Photos Part Three: Installation (Twice!)
I installed the Z77-ITX WiFi board in two different cases, one is the rather tiny Antec ISK110 VESA and the other is my Thermaltake Armor Revo full tower. The Revo setup was used for the intensive testing and overclocking, while the Antec case was used to see if it would fit well and work well. I didn’t do any overclocking in the Antec case as the internal PSU is rated at 80w and the 3570k CPU I used is rated at 77w all by itself, the other bits in the system push the load over the limit even stock. I did spend some time working with the system in that case for the case’s review. Here’s how it looks:
It’s pretty cramped in there, but the end result is a very small computer with the power of a full on desktop. The CPU power adaptor included by Zotac made this possible, without it I’d have been out of luck.

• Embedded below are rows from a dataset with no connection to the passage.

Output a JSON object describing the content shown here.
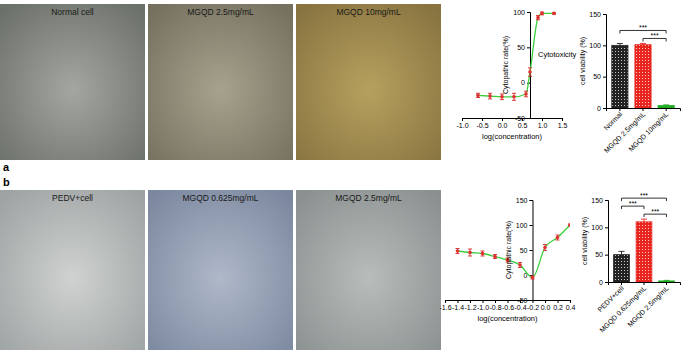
{
  "panels": [
    {
      "label": "a",
      "images": [
        "Normal cell",
        "MGQD 2.5mg/mL",
        "MGQD 10mg/mL"
      ]
    },
    {
      "label": "b",
      "images": [
        "PEDV+cell",
        "MGQD 0.625mg/mL",
        "MGQD 2.5mg/mL"
      ]
    }
  ],
  "chart_data": [
    {
      "type": "line",
      "title": "Cytotoxicity",
      "y_label": "Cytopathic rate(%)",
      "x_label": "log(concentration)",
      "x": [
        -0.6,
        -0.3,
        0.0,
        0.3,
        0.6,
        0.7,
        0.9,
        1.0,
        1.3
      ],
      "values": [
        -18,
        -19,
        -20,
        -20,
        -16,
        15,
        92,
        98,
        98
      ],
      "errors": [
        3,
        4,
        4,
        5,
        4,
        6,
        3,
        2,
        1
      ],
      "color": "#3ccf3c",
      "marker": "circle",
      "xlim": [
        -1,
        1.5
      ],
      "xticks": [
        {
          "value": -1,
          "label": "-1.0"
        },
        -0.5,
        {
          "value": 0,
          "label": "0.0"
        },
        0.5,
        {
          "value": 1,
          "label": "1.0"
        },
        1.5
      ],
      "ylim": [
        -50,
        100
      ],
      "yticks": [
        -50,
        0,
        50,
        100
      ]
    },
    {
      "type": "bar",
      "y_label": "cell viability (%)",
      "categories": [
        "Normal",
        "MGQD 2.5mg/mL",
        "MGQD 10mg/mL"
      ],
      "values": [
        100,
        101,
        4
      ],
      "errors": [
        3,
        2,
        1
      ],
      "colors": [
        "#222222",
        "#e8261f",
        "#22aa22"
      ],
      "ylim": [
        0,
        150
      ],
      "yticks": [
        0,
        50,
        100,
        150
      ],
      "annotations": [
        {
          "text": "***",
          "between": [
            "MGQD 2.5mg/mL",
            "MGQD 10mg/mL"
          ]
        },
        {
          "text": "***",
          "between": [
            "Normal",
            "MGQD 10mg/mL"
          ]
        }
      ]
    },
    {
      "type": "line",
      "y_label": "Cytopathic rate(%)",
      "x_label": "log(concentration)",
      "x": [
        -1.4,
        -1.2,
        -1.0,
        -0.8,
        -0.6,
        -0.4,
        -0.2,
        0.0,
        0.2,
        0.4
      ],
      "values": [
        48,
        45,
        43,
        37,
        30,
        20,
        -5,
        55,
        75,
        100
      ],
      "errors": [
        5,
        7,
        5,
        4,
        4,
        5,
        3,
        6,
        5,
        2
      ],
      "color": "#3ccf3c",
      "marker": "circle",
      "xlim": [
        -1.6,
        0.4
      ],
      "xticks": [
        -1.6,
        -1.4,
        -1.2,
        {
          "value": -1,
          "label": "-1.0"
        },
        -0.8,
        -0.6,
        -0.4,
        -0.2,
        {
          "value": 0,
          "label": "0.0"
        },
        0.2,
        0.4
      ],
      "ylim": [
        -50,
        150
      ],
      "yticks": [
        -50,
        0,
        50,
        100,
        150
      ]
    },
    {
      "type": "bar",
      "y_label": "cell viability (%)",
      "categories": [
        "PEDV+cell",
        "MGQD 0.625mg/mL",
        "MGQD 2.5mg/mL"
      ],
      "values": [
        50,
        110,
        2
      ],
      "errors": [
        6,
        5,
        1
      ],
      "colors": [
        "#222222",
        "#e8261f",
        "#22aa22"
      ],
      "ylim": [
        0,
        150
      ],
      "yticks": [
        0,
        50,
        100,
        150
      ],
      "annotations": [
        {
          "text": "***",
          "between": [
            "MGQD 0.625mg/mL",
            "MGQD 2.5mg/mL"
          ]
        },
        {
          "text": "***",
          "between": [
            "PEDV+cell",
            "MGQD 0.625mg/mL"
          ]
        },
        {
          "text": "***",
          "between": [
            "PEDV+cell",
            "MGQD 2.5mg/mL"
          ]
        }
      ]
    }
  ]
}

Here we have a rear view (upside down…). Pushing the clear cmos button is going to require a pen or something similar. The Antenna ports in the rear plate had covers on them from the factory, that took some twisting and pulling to free up. The second Ethernet port was covered as well, a quick bend took care of that.
The board has a red LED and two green LEDs, one of the greens is for disk activity, the other green and the red are lit at all times.
Sitting next to the Armor Revo and bathed in the blue LED light from it the Z77-ITX and ISK110 VESA look even better:
In a larger case it looks a bit silly
And yes, you really can put serious GPUs in this thing…
This board is ideal for mITX cases built for LANparties and such, pair a modern CPU with a cooler that fits (none of mine do) with this board and a high end GPU and you have a lot of power in a small package.
My lack of a CPU cooler that fit was an issue for overclocking, but we’ll get to that in the next page.
Lastly here we have it with a mSATA disk installed. All you need at this point is power and you have an entire computer. A really, really compact computer.